Bruxelles : le désordre public

Tous les soirs, entre cent et deux cent personnes se rassemblent au Parc Maximilien autour d’une poignée de bénévoles en gilet fluo. Ils viennent du Soudan, d’Irak, d’Érythrée, d’Égypte, de Libye, de Syrie, d’Éthiopie ou d’ailleurs. Ils sont en Belgique depuis trois jours ou six mois. Ils cherchent à se poser quelque part, souvent en Angleterre, soit parce qu’ils ont entendu que ce serait plus facile, soit parce qu’ils y ont déjà de la famille ou des amis. Quelle que soit la situation dans leur pays d’origine, ils la jugent en tout cas suffisamment grave pour que, de leur point de vue, être à la rue à Bruxelles est préférable à retourner là-bas.

S’ils se rassemblent auprès des bénévoles, c’est parce que la Plateforme citoyenne de soutien aux réfugiés leur offre ce que les pouvoirs publics leur refusent : de la nourriture (grâce au boulot fantastique de Belgium Kitchen), un suivi médical, des conseils juridiques (parce que bien souvent ils ne sont même pas au courant qu’ils peuvent demander l’asile en Belgique), et un toit pour la nuit.

Ce toit, ils l’ont grâce au réseau d’hébergeurs rassemblé par la Plateforme.

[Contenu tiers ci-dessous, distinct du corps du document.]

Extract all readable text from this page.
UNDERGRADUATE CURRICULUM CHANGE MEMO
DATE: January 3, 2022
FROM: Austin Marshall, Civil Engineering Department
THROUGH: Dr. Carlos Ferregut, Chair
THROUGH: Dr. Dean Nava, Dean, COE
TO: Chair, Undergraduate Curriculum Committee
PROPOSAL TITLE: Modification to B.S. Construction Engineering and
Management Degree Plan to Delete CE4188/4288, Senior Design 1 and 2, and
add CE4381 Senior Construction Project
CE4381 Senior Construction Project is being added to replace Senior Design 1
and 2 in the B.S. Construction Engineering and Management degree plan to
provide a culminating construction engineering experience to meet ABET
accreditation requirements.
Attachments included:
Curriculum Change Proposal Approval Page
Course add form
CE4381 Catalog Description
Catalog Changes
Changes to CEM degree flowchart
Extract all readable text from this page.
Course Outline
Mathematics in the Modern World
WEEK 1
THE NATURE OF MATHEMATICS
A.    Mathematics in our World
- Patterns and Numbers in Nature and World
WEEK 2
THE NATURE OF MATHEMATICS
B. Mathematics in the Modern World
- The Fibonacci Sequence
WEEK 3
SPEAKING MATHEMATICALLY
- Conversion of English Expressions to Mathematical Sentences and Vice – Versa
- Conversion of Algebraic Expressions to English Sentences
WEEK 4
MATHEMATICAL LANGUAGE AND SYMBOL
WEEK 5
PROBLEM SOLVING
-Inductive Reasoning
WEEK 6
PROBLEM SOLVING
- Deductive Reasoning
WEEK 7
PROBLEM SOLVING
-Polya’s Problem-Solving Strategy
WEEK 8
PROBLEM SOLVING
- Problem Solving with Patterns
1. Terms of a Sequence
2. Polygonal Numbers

Tous les soirs, une centaine de citoyens viennent se présenter au parc, et repartent avec une, deux, trois personnes, en voiture ou en bus. Tout se passe dans le calme : les bénévoles répartissent les petits groupes, font les présentations, restent jusqu’à une ou deux heures du matin parfois, déterminés à ne laisser personne dormir dehors. Souvent, ils y arrivent ; parfois, tous leurs efforts ne suffisent pas. Ceux qui doivent rester dehors sont déçus, évidemment, mais toujours compréhensifs.

Le travail de la Plateforme n’est pas seulement un exemple d’humanité, c’est aussi un travail d’ordre public. Grâce à eux, des gens qui seraient à la rue sont logés. Des gens qui n’auraient d’autre choix que la mendicité reçoivent nourriture et vêtements. Des gens qui seraient bloqués dans la clandestinité, parfois, retournent dans les procédures légales, correctement informés et conseillés. La Plateforme leur offre aussi l’opportunité d’apprendre l’Anglais, le Français ou le Néerlandais, et augmente leurs chances de pouvoir se revenir dans la légalité.

Hier soir, la police a choisi de perturber l’ordre public. En venant effectuer une rafle en pleine “heure de pointe” de la répartition des invités chez leurs hébergeurs, ils poussent ceux-ci à s’enfuir et à se méfier des lieux de rassemblement, ainsi que des autorités belges.

L’accueil belge – photo prise par un bénévole de la Plateforme citoyenne de soutien aux réfugiés le 15 octobre 2017

Les coupables de cette situation déplorable se retrouvent à tous les niveaux de pouvoir.

M. Close, responsable des actions de la police sur le territoire de sa commune.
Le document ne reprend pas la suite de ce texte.